How can we optimise oxygenation in this population?
Pregnancy has multiple anatomical and physiological changes that have implications for the intensivist. Early hormonal effects result in a hyperdynamic circulation. A decrease in systemic vascular resistance leads to a compensatory increase in stroke volume and heart rate to maintain arterial pressure and uteroplacental oxygenation. Plasma volume increases by 40-50%, with red blood cell mass increasing by only 20%. The resulting dilutional anaemia impairs tissue oxygenation further. At 38-40 weeks there is around a 30% decrease in cardiac output on moving from a lateral to supine position. As the uteroplacental circulation possess no powers of autoregulation, any reduction in blood pressure will result in hypoperfusion and foetal acidaemia.
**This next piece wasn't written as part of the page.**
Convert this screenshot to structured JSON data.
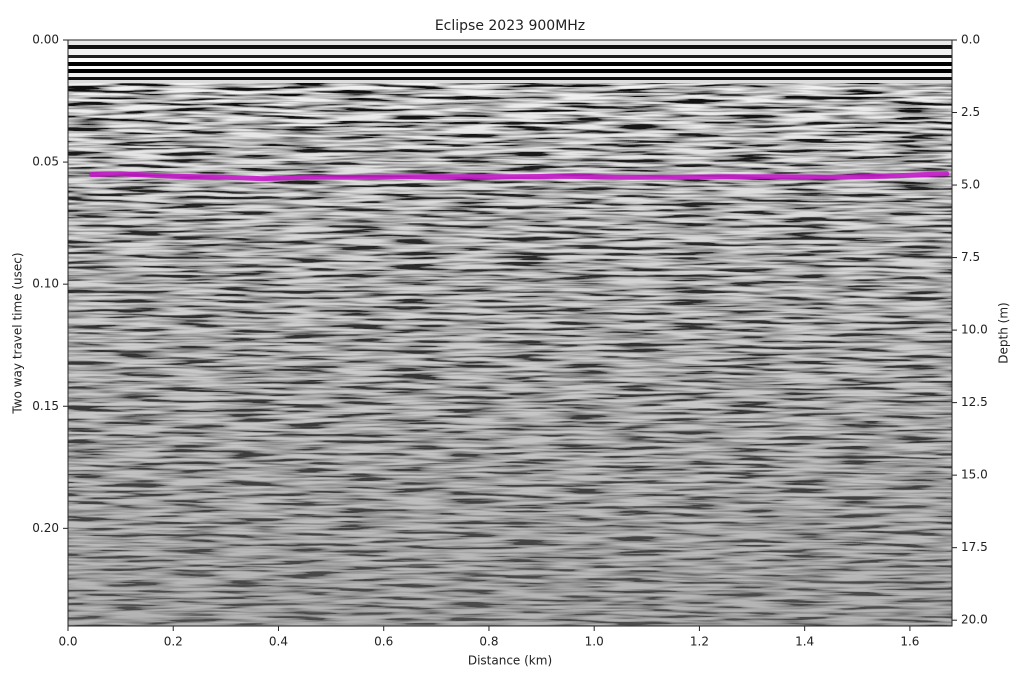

To impair matters further, global oxygen requirement is increased by 60% during pregnancy. An overall increase in minute volume aims to mitigate this, resulting in a respiratory alkalosis. As the uterus expands, it encroaches onto the diaphragm, reducing functional residual capacity (up to 30% when supine). Parturients therefore become hypoxaemic very quickly during episodes of apnoea.
Ventilatory strategies and prone positioning
Current critical care management of these patients is largely as it would be for any non-pregnant patient with a few added considerations.
Ideally, ventilation for pregnant patients should target a relative hypocapnia while still aiming to maintain lung-protective tidal volumes and plateau pressures. When severe lung pathology prevents this, mild hypercapnia is generally acceptable. However, hypercapnia for prolonged periods has been shown to reduce uterine blood flow and increase foetal ICP in animal models.
Achieving plateau pressures of less than 30 cm H2O may be challenging due to pressure from a gravid uterus. Oesophageal pressure monitoring is an option to help determine accurate transpulmonary pressure by distinguishing from chest wall pressure.
It is common to employ high PEEP strategies when managing ARDS. The known physiologic effects of this include decreased preload and cardiac output. This is of particular importance in a patient with a gravid uterus and significant risk of aortocaval compression. PEEP greater than 10 cm H2O should be used with caution. Left lateral tilt or manual uterine displacement should be used to mitigate the physiological consequences of aortocaval compression at all times if greater than 20 weeks gestation.
Deepened sedation and paralytics to improve oxygenation are not contraindicated in pregnancy, but may need to be given in larger doses owing to the increased volume of distribution in the obstetric patient (6).
Prone positioning in intubated patients with ARDS has proven benefits for oxygenation and mortality. However, pregnant women were excluded from the trials that produced these results. Pregnancy in the second and third trimester has long been thought of as a contraindication to proning, with only a few published case studies showing its safety (7). Tolcher et al (6) have recently published their own local guideline for proning both awake and intubated pregnant patients.